Cette année, on frôlait l’overdose. Un sentiment de saturation amplifié par deux phénomènes récurrents. D’abord, une course quasi-boulimique à l’image : les éditeurs n’hésitent pas à inonder leurs stands respectifs de prototypes, pas forcément achevés, “même si je sais pertinemment que, au final, seuls 30 % des projets que nous étudions arrivent au stade de la production”, nous a d’ailleurs expliqué Giulio Cappellini, PDG de la firme italienne éponyme (lire le JdA n° 149, 17 mai 2002). La “stratégie marketing” est claire : il s’agit de collectionner des designers vedettes pour vendre non plus un meuble mais une image d’entreprise, à l’instar du Real Madrid qui s’attache les services de stars du ballon rond pour damer le pion à ses rivales (Manchester United, Milan A.C...).
Deuxième phénomène : le flirt poussé avec le monde de la mode, comme ce fut le cas chez Moroso, avec ces miniatures commandées à une quinzaine de stylistes, dont Tom Ford ou Stella McCartney, ou encore chez Cappellini, avec la collection Mondo dessinée par Paul Smith. Le design aimerait tant revêtir les atours de la mode – son économie, ses méthodes et surtout son aura. Or il est une chose qui s’avère incompressible : le cycle de fabrication. Sur France Inter, le 23 août, Philippe Starck estimait “la mise au point industrielle d’un objet à cinq ans”, bien plus longue donc que celle d’un vêtement, aussi pensé soit-il.
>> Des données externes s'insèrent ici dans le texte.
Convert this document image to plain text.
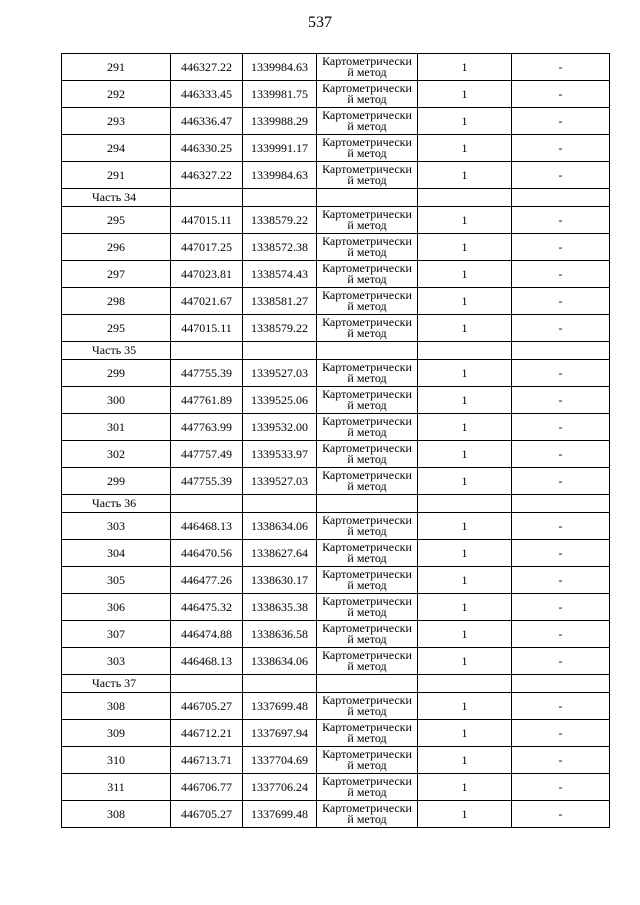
537
291	446327.22	1339984.63	Картометрически
й метод	1	-
292	446333.45	1339981.75	Картометрически
й метод	1	-
293	446336.47	1339988.29	Картометрически
й метод	1	-
294	446330.25	1339991.17	Картометрически
й метод	1	-
291	446327.22	1339984.63	Картометрически
й метод	1	-
Часть 34					
295	447015.11	1338579.22	Картометрически
й метод	1	-
296	447017.25	1338572.38	Картометрически
й метод	1	-
297	447023.81	1338574.43	Картометрически
й метод	1	-
298	447021.67	1338581.27	Картометрически
й метод	1	-
295	447015.11	1338579.22	Картометрически
й метод	1	-
Часть 35					
299	447755.39	1339527.03	Картометрически
й метод	1	-
300	447761.89	1339525.06	Картометрически
й метод	1	-
301	447763.99	1339532.00	Картометрически
й метод	1	-
302	447757.49	1339533.97	Картометрически
й метод	1	-
299	447755.39	1339527.03	Картометрически
й метод	1	-
Часть 36					
303	446468.13	1338634.06	Картометрически
й метод	1	-
304	446470.56	1338627.64	Картометрически
й метод	1	-
305	446477.26	1338630.17	Картометрически
й метод	1	-
306	446475.32	1338635.38	Картометрически
й метод	1	-
307	446474.88	1338636.58	Картометрически
й метод	1	-
303	446468.13	1338634.06	Картометрически
й метод	1	-
Часть 37					
308	446705.27	1337699.48	Картометрически
й метод	1	-
309	446712.21	1337697.94	Картометрически
й метод	1	-
310	446713.71	1337704.69	Картометрически
й метод	1	-
311	446706.77	1337706.24	Картометрически
й метод	1	-
308	446705.27	1337699.48	Картометрически
й метод	1	-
Pourquoi alors une telle profusion d’”objets-Kleenex” ?
“Je suis fatiguée de fabriquer des objets pour les shopping victims et je garde plus de secrets pour moi”, avoue Hella Jongerius dans la revue Intramuros qui, pour son centième numéro, en avril, a interrogé cent designers. À la question “Quelles sont les modifications majeures que le design a pu accompagner ou anticiper ?”, certains – trop peu ! – ont livré une réponse en forme de mea culpa : “Le consumérisme, a ainsi répliqué Ayse Birsel. On vous demande de concevoir des projets de plus en plus vite et les produits sont de plus en plus vite passés de mode, c’est un vrai cercle vicieux. L’obsolescence préprogrammée : voici l’un des facteurs économiques majeurs auxquels contribue le design.” “Le consumérisme surtout, a renchéri Tom Dixon, (entre autres) responsable du design chez Habitat. J’en suis coupable moi aussi, et, pour l’instant, nous avons tous globalement échoué.”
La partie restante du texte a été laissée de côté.